Dans la dernière partie de la « Tentative orale » Ponge développe longuement la métaphore de la forêt qui, au printemps, aurait « décidé » de parler, parce qu’« une forêt commence à s’exprimer au printemps » (M, I, 661). Mais, prêtant à son auditoire ses propres objections, il enchaîne :

‘Vous me direz que ce n’est pas ainsi qu’une forêt parle, que cela s’appelle feuillir, folioler. Qu’une forêt parle, par exemple, parle à la rigueur quand elle bruisse, quand ses troncs gémissent, quand ses branches brament , oui, mais alors elle parle (tout haut) parce qu’il y a du vent. Elle n’a pas plus de mérite. Elle a pris la décision de parler ? Peut-être est-ce l’air qui l’a prise (ibid., 661). ’

Voici le vent apparemment reconduit dans ses fonctions de tyran, et la parole à sa réactivité… Mais désormais le partage n’est plus si net. Le rapport de la parole et du vent donne lieu au contraire à une avalanche de questions :

‘Mais autre chose encore : elle parle, qu’exprime-t-elle ? Elle rend un son. Peut-on dire qu’elle répond au vent ? Peut-on dire qu’elle exprime sa résistance au vent, qu’elle parle contre le vent ? ou au contraire qu’elle l’approuve ? (ibid., 661) ’

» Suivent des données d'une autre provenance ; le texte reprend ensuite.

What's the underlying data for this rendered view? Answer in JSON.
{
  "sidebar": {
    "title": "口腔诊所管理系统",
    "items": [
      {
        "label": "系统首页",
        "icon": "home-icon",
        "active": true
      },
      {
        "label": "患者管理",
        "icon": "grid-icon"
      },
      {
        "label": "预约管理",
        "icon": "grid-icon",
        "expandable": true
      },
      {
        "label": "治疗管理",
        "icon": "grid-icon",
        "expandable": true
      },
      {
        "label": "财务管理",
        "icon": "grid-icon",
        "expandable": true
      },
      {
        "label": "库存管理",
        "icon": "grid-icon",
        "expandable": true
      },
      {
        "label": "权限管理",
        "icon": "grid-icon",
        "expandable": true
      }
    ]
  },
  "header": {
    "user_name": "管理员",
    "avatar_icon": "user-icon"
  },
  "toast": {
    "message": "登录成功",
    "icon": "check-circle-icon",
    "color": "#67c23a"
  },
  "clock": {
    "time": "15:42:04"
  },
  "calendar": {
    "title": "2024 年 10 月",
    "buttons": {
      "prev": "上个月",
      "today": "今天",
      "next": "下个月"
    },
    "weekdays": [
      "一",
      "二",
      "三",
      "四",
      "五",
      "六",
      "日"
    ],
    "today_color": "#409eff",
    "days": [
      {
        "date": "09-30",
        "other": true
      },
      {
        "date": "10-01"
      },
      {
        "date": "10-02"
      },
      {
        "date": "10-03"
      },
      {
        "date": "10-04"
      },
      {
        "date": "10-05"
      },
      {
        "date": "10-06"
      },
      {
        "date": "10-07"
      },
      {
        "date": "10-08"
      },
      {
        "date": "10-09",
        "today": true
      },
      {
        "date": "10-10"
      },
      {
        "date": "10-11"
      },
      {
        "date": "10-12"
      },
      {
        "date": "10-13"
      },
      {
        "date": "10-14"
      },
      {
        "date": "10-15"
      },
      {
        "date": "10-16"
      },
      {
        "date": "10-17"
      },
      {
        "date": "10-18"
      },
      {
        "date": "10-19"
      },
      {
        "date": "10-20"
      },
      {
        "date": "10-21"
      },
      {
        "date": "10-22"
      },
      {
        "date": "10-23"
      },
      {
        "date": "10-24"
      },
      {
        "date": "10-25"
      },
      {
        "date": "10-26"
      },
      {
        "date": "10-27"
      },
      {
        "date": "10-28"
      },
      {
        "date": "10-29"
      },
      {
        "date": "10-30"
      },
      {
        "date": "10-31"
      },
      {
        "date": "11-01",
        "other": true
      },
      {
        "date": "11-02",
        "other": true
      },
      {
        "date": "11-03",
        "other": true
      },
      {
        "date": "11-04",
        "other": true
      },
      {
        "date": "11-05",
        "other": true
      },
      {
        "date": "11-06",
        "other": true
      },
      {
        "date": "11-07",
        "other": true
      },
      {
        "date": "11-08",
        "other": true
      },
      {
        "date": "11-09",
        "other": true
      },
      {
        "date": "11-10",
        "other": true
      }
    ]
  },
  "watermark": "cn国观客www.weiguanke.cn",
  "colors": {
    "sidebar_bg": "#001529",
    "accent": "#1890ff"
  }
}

Après cet « au contraire » qui, comme à l’accoutumée dans la « Tentative », vient saper toute possibilité de certitude, Ponge avance une hypothèse tout à fait inédite :

‘On peut dire aussi bien qu’elle prend à son compte ces mouvements de l’air, qu’elle danse, qu’elle chante, à l’unisson de cette musique, et voilà le ravissement ; et d’autres de dire : elle parle contre, elle a des arguments contre le vent, elle résiste, elle souffre, elle pleure. Moi je ne sais pas. Tout ce que je constate, c’est que s’il n’y avait pas d’instrument, il n’y aurait pas de musique (ibid., 661) ’

Sibylline, la phrase de conclusion sur ce sujet laisse entendre, renvoyant dos à dos les deux positions, que là n’est pas l’important, que la seule chose à considérer c’est le fait qu’il y ait musique, qu’il y ait chant des arbres. Maintenant il n’est plus interdit de chanter, car la parole ne se définit plus comme lutte pour imposer des arguments : « Sa voix [celle du poète] contre le vent aura cent arguments » écrivait Ponge en 1926 dans « Mon arbre » (PR, I, 190). Désormais s’il peut y avoir une musique c’est parce qu’on est dans un au-delà de l’argumentation.

On constate précisément une véritable avancée du thème musical en ces années d’après-guerre. Dans « Braque ou l’Art moderne » Ponge y faisait déjà référence, affirmant que dans « certains chefs-d’œuvre », le « moteur » « tourne à un régime » (…) où il ne vibre plus. Où il rend une musique (discrète) au diapason de la nature, quelque chose comme le chant de la toupie parfaite » (PAE, I, 139) (la musique de l’œuvre, au diapason de la nature, entre en écho avec celle de l’arbre en harmonie enfin avec le vent). Et un passage de Nioque évoquait, en l’espace de quelques lignes, tout à la fois la « musique des vaisselles », la « musique des baisers », celle de « la bouilloire, des fritures », et enfin la « musique des feux » (NIO, II, 958-959). Notion difficile à manier que celle de musique, car elle pourrait reconduire à un lyrisme que Ponge refuse. Et pourtant quelque chose d’une aspiration à rejoindre le chant du monde se fait jour en ces années, où Ponge définit la parole de l’artiste comme un murmure.

Quand il évoque dans la « Tentative » la forêt qui « bruisse », il renvoie, sans le nommer, à ce « murmure » des feuillages qui constitue un thème poétique traditionnel peu recevable à ses yeux. Et pourtant il désigne ici ce murmure comme l’essentiel, en tant que musique, – qu’il exprime le « ravissement » ou au contraire une plainte sourde. Au-delà des sentiments, il y a adhésion globale au monde.